Why Data are like Tribbles
In a classic original Star Trek episode, The Trouble with Tribbles, a gerbil-like organism is reproducing. (You can see 3 minutes of it here, courtesy of CBS.) Tribbles aren’t that smart (cute, but not smart), and they don’t live long, but they multiply and cause problems. While our data doesn’t multiply at the same rate, I’m more surprised than ever at just how many copies of the data there are inside the enterprise, and it certainly lives a long time. Backups, sure, those make sense. Data warehouses, arguably a necessary evil. Let’s back those up. Data marts and operational data stores, well, ok, since we’re going in this direction, and there’s processing that just has to be done on our data to run a real-time enterprise. Our own personal copies? We have to personalize the data, massage it a little more. In Excel. And its presentation, too. In PowerPoint. Let’s back those up too.
The Marginal Cost of a Copy? It’s not zero.
We’re on a slippery slope. We each can argue the absolute necessity of the different pieces. Heck, our jobs depend on some of those pieces! Business speed matters. Disk is cheap. The marginal cost of a digital copy is close to zero. But to be absolutely clear, the marginal cost of a digital copy is greater than zero. There are costs, some direct, some hidden, but definitely real costs, and they may be greater than we suspect. It’s not just disk, it’s that the copies we make are each less likely to reflect the ground truth of the data. It’s the increasing ambiguity of the data, and our inability to find what we should be using in the first place, that keeps cost mounting. The data isn’t just more difficult to find because there are copies, it’s more difficult to use…because there are copies.
An Echo of a Reflection of a Shadow
Ever made a copy of a copy of a copy?
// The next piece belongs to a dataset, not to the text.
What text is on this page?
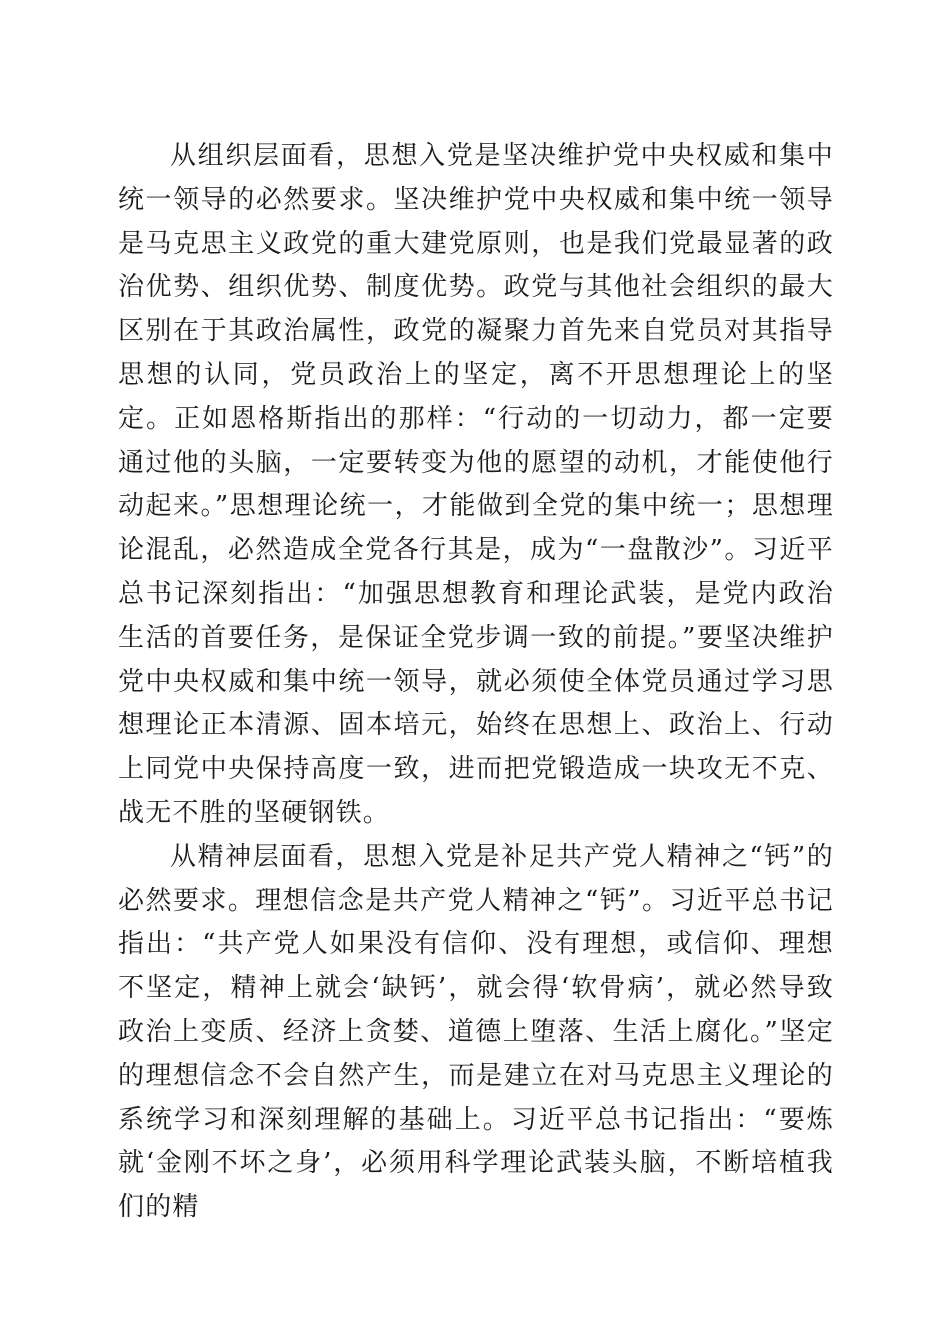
从组织层面看，思想入党是坚决维护党中央权威和集中统一领导的必然要求。坚决维护党中央权威和集中统一领导是马克思主义政党的重大建党原则，也是我们党最显著的政治优势、组织优势、制度优势。政党与其他社会组织的最大区别在于其政治属性，政党的凝聚力首先来自党员对其指导思想的认同，党员政治上的坚定，离不开思想理论上的坚定。正如恩格斯指出的那样：“行动的一切动力，都一定要通过他的头脑，一定要转变为他的愿望的动机，才能使他行动起来。”思想理论统一，才能做到全党的集中统一；思想理论混乱，必然造成全党各行其是，成为“一盘散沙”。习近平总书记深刻指出：“加强思想教育和理论武装，是党内政治生活的首要任务，是保证全党步调一致的前提。”要坚决维护党中央权威和集中统一领导，就必须使全体党员通过学习思想理论正本清源、固本培元，始终在思想上、政治上、行动上同党中央保持高度一致，进而把党锻造成一块攻无不克、战无不胜的坚硬钢铁。

从精神层面看，思想入党是补足共产党人精神之“钙”的必然要求。理想信念是共产党人精神之“钙”。习近平总书记指出：“共产党人如果没有信仰、没有理想，或信仰、理想不坚定，精神上就会‘缺钙’，就会得‘软骨病’，就必然导致政治上变质、经济上贪婪、道德上堕落、生活上腐化。”坚定的理想信念不会自然产生，而是建立在对马克思主义理论的系统学习和深刻理解的基础上。习近平总书记指出：“要炼就‘金刚不坏之身’，必须用科学理论武装头脑，不断培植我们的精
It’s not supposed to matter in the digital world, but in fact, it does. We combine, we aggregate, we summarize. We necessarily have to gloss over some detail. We lose that detail. We lose the ability to track back to the source. We use the corporate copy. We use the departmental copy. What provenance is there is so difficult to navigate it does not get used. We use our best (read “most easily accessible”) copy of the data and go with that. Is that good enough? It has to be, because we’ve got deadlines to meet, a business to run. It was good enough last time.
What if I could guarantee I could get to the data, correctly each time? What if every part, every product, every person had its own identity, and we were guaranteed to be able to find it? What if, when I found the data, I also automatically found every piece of data it was known to be related to? And their identities? Would we consider the data “smart” then? I sure would.
If every piece of meaningful data had its own identity to begin with, I might not have to copy it so many times. When I did copy it, I’d know what I was copying from, why, and be able to verify that at any time. Data would become a lot less ambiguous. Developers would spend less time finding the data, and more time using their creativity to solve problems. So would information users. Simply providing the links to and from data - while not a panacea – makes the data more useful, keeping it alive, rather than dead in the application. There are some simple principles we can use to make these possibilities realities, and they don’t require a lot of money or elapsed time. They require a change in our thinking about data, our applications, and how we can add value. If we knew, for instance, that our knowledge about a particular thing would be captured and available, guaranteed, then we would be more likely to take the time to capture our knowledge. These simple principles help us do these things: store data once in a place where we know we can get it every time, capture knowledge about that data in a consistent way, and lower the costs for information access and maintenance.